What is an example of a good, modern OCaml codebase that I can learn from?

Question is in the title :slight_smile:

4 Likes

I would nominate any project by @dbuenzli : he knows how to write the code, also how to write the documentation. Concretely, maybe cmdliner might be nice to look at. Or fmt.

8 Likes

Also asked in https://www.reddit.com/r/ocaml/comments/sj4htc/what_is_an_example_of_a_good_modern_ocaml/

2 Likes

The “fix” project by Francois Poittier, is also a good choice. I have been hacking on that for the last week, and it’s lovely code. Also powerful ideas and theory there, but really, that isn’t a prerequisite for your question, I’d think. I’s well-written and easy-to-modify: I’m using to hack/hack/hack on Camlp5’s parser-generator, and it’s great fun. And for those who don’t know about the Brzozowski derivative, I highly recommend having a look.
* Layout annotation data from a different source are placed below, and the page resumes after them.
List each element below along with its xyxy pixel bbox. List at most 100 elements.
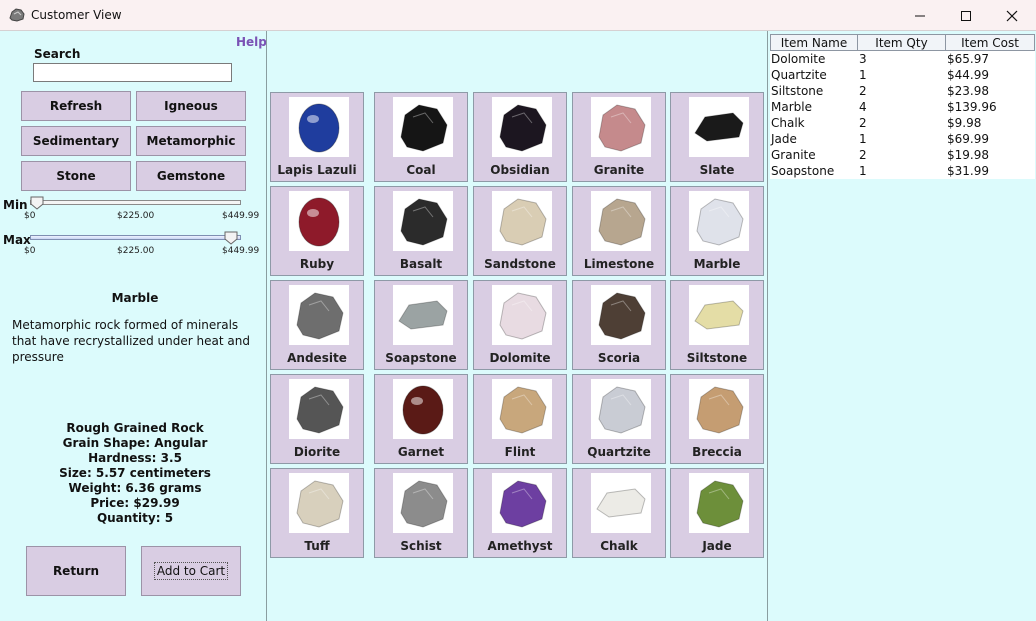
rock-image [689, 97, 749, 157]
rock-tile-label: Soapstone [385, 351, 457, 365]
rock-grain-shape: Grain Shape: Angular [62, 436, 208, 450]
rock-tile-label: Flint [504, 445, 536, 459]
rock-tile[interactable]: Soapstone [374, 280, 468, 370]
rock-tile[interactable]: Breccia [670, 374, 764, 464]
rock-image [689, 473, 749, 533]
close-button[interactable] [989, 0, 1035, 31]
rock-tile-label: Slate [699, 163, 735, 177]
rock-detail-name: Marble [111, 291, 159, 305]
rock-tile-label: Jade [702, 539, 732, 553]
min-slider-label: Min [3, 198, 28, 212]
rock-tile[interactable]: Diorite [270, 374, 364, 464]
rock-tile[interactable]: Flint [473, 374, 567, 464]
stone-filter-button[interactable]: Stone [21, 161, 131, 191]
rock-tile[interactable]: Garnet [374, 374, 468, 464]
rock-image [591, 285, 651, 345]
rock-image [591, 191, 651, 251]
min-slider-tick-low: $0 [24, 211, 36, 221]
column-header-item-cost[interactable]: Item Cost [945, 34, 1035, 51]
rock-tile-label: Lapis Lazuli [277, 163, 357, 177]
rock-tile[interactable]: Sandstone [473, 186, 567, 276]
igneous-filter-button[interactable]: Igneous [136, 91, 246, 121]
rock-tile[interactable]: Jade [670, 468, 764, 558]
rock-tile[interactable]: Siltstone [670, 280, 764, 370]
rock-tile-label: Tuff [304, 539, 330, 553]
rock-tile[interactable]: Scoria [572, 280, 666, 370]
table-row[interactable]: Granite 2 $19.98 [770, 147, 1035, 163]
table-row[interactable]: Quartzite 1 $44.99 [770, 67, 1035, 83]
rock-tile[interactable]: Coal [374, 92, 468, 182]
cart-item-name: Dolomite [771, 52, 826, 66]
rock-tile-label: Marble [693, 257, 741, 271]
minimize-button[interactable] [897, 0, 943, 31]
rock-image [492, 97, 552, 157]
sedimentary-filter-button[interactable]: Sedimentary [21, 126, 131, 156]
column-header-item-name[interactable]: Item Name [770, 34, 858, 51]
cart-item-qty: 3 [859, 52, 867, 66]
min-slider-thumb[interactable] [30, 196, 44, 210]
rock-price: Price: $29.99 [90, 496, 180, 510]
metamorphic-filter-button[interactable]: Metamorphic [136, 126, 246, 156]
rock-image [689, 191, 749, 251]
rock-tile[interactable]: Slate [670, 92, 764, 182]
rock-image [289, 191, 349, 251]
table-row[interactable]: Jade 1 $69.99 [770, 131, 1035, 147]
cart-item-qty: 2 [859, 84, 867, 98]
help-link[interactable]: Help [236, 35, 267, 49]
cart-item-qty: 1 [859, 68, 867, 82]
rock-image [289, 379, 349, 439]
table-row[interactable]: Marble 4 $139.96 [770, 99, 1035, 115]
cart-item-name: Granite [771, 148, 816, 162]
rock-tile[interactable]: Ruby [270, 186, 364, 276]
rock-tile[interactable]: Obsidian [473, 92, 567, 182]
table-row[interactable]: Dolomite 3 $65.97 [770, 51, 1035, 67]
return-button[interactable]: Return [26, 546, 126, 596]
search-input[interactable] [33, 63, 232, 82]
table-row[interactable]: Siltstone 2 $23.98 [770, 83, 1035, 99]
maximize-icon [961, 10, 971, 21]
rock-tile[interactable]: Limestone [572, 186, 666, 276]
window-title: Customer View [31, 8, 122, 22]
rock-tile[interactable]: Basalt [374, 186, 468, 276]
cart-item-name: Chalk [771, 116, 805, 130]
rock-tile[interactable]: Dolomite [473, 280, 567, 370]
cart-item-cost: $44.99 [947, 68, 989, 82]
rock-tile-label: Sandstone [484, 257, 556, 271]
rock-tile[interactable]: Andesite [270, 280, 364, 370]
maximize-button[interactable] [943, 0, 989, 31]
rock-image [289, 285, 349, 345]
rock-tile-label: Granite [593, 163, 645, 177]
cart-item-name: Jade [771, 132, 797, 146]
rock-image [591, 379, 651, 439]
cart-item-cost: $139.96 [947, 100, 997, 114]
rock-tile[interactable]: Quartzite [572, 374, 666, 464]
column-header-item-qty[interactable]: Item Qty [857, 34, 946, 51]
rock-properties: Rough Grained Rock Grain Shape: Angular … [0, 421, 270, 526]
rock-tile[interactable]: Tuff [270, 468, 364, 558]
rock-quantity: Quantity: 5 [96, 511, 174, 525]
rock-tile[interactable]: Chalk [572, 468, 666, 558]
search-label: Search [34, 47, 81, 61]
min-price-slider[interactable] [30, 200, 241, 205]
rock-tile[interactable]: Marble [670, 186, 764, 276]
cart-panel: Item Name Item Qty Item Cost Dolomite 3 $6… [768, 31, 1036, 621]
rock-tile[interactable]: Schist [374, 468, 468, 558]
refresh-button[interactable]: Refresh [21, 91, 131, 121]
add-to-cart-button[interactable]: Add to Cart [141, 546, 241, 596]
rock-tile-label: Siltstone [686, 351, 748, 365]
title-bar: Customer View [0, 0, 1036, 31]
rock-tile[interactable]: Granite [572, 92, 666, 182]
rock-tile-label: Breccia [692, 445, 742, 459]
rock-image [289, 97, 349, 157]
table-row[interactable]: Chalk 2 $9.98 [770, 115, 1035, 131]
rock-tile[interactable]: Amethyst [473, 468, 567, 558]
rock-image [689, 285, 749, 345]
rock-tile-label: Chalk [600, 539, 638, 553]
max-slider-thumb[interactable] [224, 231, 238, 245]
rock-tile[interactable]: Lapis Lazuli [270, 92, 364, 182]
gemstone-filter-button[interactable]: Gemstone [136, 161, 246, 191]
close-icon [1006, 10, 1018, 21]
rock-tile-label: Garnet [397, 445, 445, 459]
max-price-slider[interactable] [30, 235, 241, 240]
table-row[interactable]: Soapstone 1 $31.99 [770, 163, 1035, 179]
http://gallium.inria.fr/blog/fixin-your-automata/

1 Like

I understand good, but what’s the difference between modern and not?

1 Like

Thanks for the embarassing praise, but I wouldn’t recommend any.

Some of the stuff has been written ages ago when the language, the stdlib and the @dbuenzli were quite different. If you want to follow this advice tend to favour more recent projects (look at the CHANGES.md for the first date of release).

Also this is mostly libraries so it may not be that interesting to look at (there is however this CRUD webapp, but saying I’m happy with the code would be quite a stretch, there’s tons of things to iron out but at some point you have to deliver…).

3 Likes

Modern is a ragbag but if you take it to mean matches the current language capabilities it makes sense.

For example 18 years ago, encoding and using existential types was quite involved, but if you needed them that was “good” and “modern” :joy:. Nowadays, in “modern” code, this is just a GADT existential away.

3 Likes

I wonder nobody mentioned @antron and lambdasoup or dream so far. The new website works that way: https://github.com/ocaml/v3.ocaml.org-server.

Or tyre by @drup.
Or stuff by @hannes & friends in the mirage ecosystem.

6 Likes

oh – and definitively don’t miss Share your crazy OCaml code snippet!

+1 for dream by @antron.

It’s a real pleasure to read and to see the power of just a bunch of types that are glorified functions.